Fig. 6. Effect of ER stress on mitochondrial integrity and associated signaling molecules.

Effects of in vitro and in vivo thapsigargin challenge on mitochondrial function, activation of Akt and GSK3β were evaluated in cardiomyocytes from adult WT and MyAkt mice. Mitochondrial integrity was assessed by mitochondrial membrane potential (MMP) and mitochondrial permeability transition pore opening (mPTP). For MMP and mPTP, cardiomyocytes from WT and MyAkt mice were exposed to thapsigargin (3 μM) for 4 hrs in vitro in the presence or absence of the NADPH oxidase inhibitor apocynin (5 μM) prior to biochemical assessments.

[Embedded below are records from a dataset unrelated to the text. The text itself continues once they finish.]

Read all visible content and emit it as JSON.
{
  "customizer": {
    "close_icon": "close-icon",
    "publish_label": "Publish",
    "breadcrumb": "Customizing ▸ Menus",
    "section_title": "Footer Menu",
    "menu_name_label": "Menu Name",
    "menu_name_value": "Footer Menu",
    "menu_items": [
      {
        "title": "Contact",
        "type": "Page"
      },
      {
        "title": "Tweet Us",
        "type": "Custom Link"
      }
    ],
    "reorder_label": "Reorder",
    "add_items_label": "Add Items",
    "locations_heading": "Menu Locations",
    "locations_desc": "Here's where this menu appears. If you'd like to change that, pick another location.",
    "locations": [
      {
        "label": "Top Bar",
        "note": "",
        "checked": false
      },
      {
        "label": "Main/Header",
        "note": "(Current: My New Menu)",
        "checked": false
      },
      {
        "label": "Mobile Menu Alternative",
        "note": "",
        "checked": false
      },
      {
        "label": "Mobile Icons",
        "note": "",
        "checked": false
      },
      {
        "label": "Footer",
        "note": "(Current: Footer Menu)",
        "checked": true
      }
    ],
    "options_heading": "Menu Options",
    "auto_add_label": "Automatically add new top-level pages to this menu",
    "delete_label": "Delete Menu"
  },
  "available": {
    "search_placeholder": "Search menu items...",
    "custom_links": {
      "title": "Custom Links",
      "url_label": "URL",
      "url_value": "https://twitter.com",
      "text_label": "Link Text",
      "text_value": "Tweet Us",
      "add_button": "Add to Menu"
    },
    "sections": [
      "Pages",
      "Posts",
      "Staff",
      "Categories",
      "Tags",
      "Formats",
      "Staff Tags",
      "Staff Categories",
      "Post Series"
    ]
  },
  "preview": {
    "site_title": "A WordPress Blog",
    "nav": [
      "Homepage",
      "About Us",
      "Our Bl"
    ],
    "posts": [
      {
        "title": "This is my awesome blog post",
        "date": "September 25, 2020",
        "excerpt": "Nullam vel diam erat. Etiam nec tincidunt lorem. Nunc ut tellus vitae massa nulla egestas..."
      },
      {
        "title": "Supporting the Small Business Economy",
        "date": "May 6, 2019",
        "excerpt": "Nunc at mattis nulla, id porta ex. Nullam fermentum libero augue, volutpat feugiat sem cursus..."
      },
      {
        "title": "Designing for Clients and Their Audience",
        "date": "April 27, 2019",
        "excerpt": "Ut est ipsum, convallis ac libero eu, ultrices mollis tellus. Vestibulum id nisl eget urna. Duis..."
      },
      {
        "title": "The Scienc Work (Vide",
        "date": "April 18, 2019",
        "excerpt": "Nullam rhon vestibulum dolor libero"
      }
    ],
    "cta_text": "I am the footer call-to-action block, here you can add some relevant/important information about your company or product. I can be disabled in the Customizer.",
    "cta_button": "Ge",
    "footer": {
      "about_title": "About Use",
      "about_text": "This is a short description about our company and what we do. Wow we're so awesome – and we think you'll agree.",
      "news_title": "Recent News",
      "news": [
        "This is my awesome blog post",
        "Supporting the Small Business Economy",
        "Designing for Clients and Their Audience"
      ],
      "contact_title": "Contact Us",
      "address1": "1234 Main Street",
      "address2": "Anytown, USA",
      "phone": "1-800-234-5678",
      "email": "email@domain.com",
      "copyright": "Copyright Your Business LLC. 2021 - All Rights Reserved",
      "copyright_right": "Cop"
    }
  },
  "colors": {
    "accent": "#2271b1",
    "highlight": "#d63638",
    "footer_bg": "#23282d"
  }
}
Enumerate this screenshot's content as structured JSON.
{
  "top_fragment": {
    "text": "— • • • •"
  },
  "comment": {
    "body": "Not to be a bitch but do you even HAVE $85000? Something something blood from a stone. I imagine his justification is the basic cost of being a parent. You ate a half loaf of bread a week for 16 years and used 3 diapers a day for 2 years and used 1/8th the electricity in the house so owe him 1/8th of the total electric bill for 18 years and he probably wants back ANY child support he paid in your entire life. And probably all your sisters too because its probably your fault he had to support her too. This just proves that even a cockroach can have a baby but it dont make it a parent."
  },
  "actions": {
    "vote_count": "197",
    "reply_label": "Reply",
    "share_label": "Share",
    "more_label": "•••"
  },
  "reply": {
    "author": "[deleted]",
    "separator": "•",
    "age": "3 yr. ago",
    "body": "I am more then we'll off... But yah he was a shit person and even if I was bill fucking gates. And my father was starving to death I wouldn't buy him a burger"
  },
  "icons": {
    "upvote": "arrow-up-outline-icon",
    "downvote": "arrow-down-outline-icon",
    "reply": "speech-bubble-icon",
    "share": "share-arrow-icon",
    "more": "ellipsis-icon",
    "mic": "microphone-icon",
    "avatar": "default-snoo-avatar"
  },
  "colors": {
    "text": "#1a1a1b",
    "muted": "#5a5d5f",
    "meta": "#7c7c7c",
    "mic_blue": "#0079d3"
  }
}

A: Representative JC-1 fluorochrome images depicting MMP in cardiomyocytes from adult WT and MyAkt mice treated with or without TG or apocynin (or the positive control CCCP, 10 μM); B: Pooled data of MMP (ratio of JC-1 red to green fluorescence); The mitochondrial uncoupler CCCP (10 μM) was used as a positive control; C: Mitochondrial permeability transition pore opening evaluated by NAD⁺, a marker for mitochondrial permeability transition pore opening; D-E: Expression of phosphorylated Akt (Ser⁴⁷³) and GSK3β (Ser⁹) shown as pAkt-to-Akt and pGSK3β-to-GSK3β ratios in murine hearts following in vivo thapsigargin challenge (3 mg/kg, i.p. 48 hrs); Insets: Representative gel blots depicting expression of pan and phosphorylated Akt and GSK3β using specific antibodies; Mean ± SEM, n = 5–7 mice per group, * p < 0.05 vs. WT group; # p < 0.05 vs. WT-Thapsigargin (TG) group.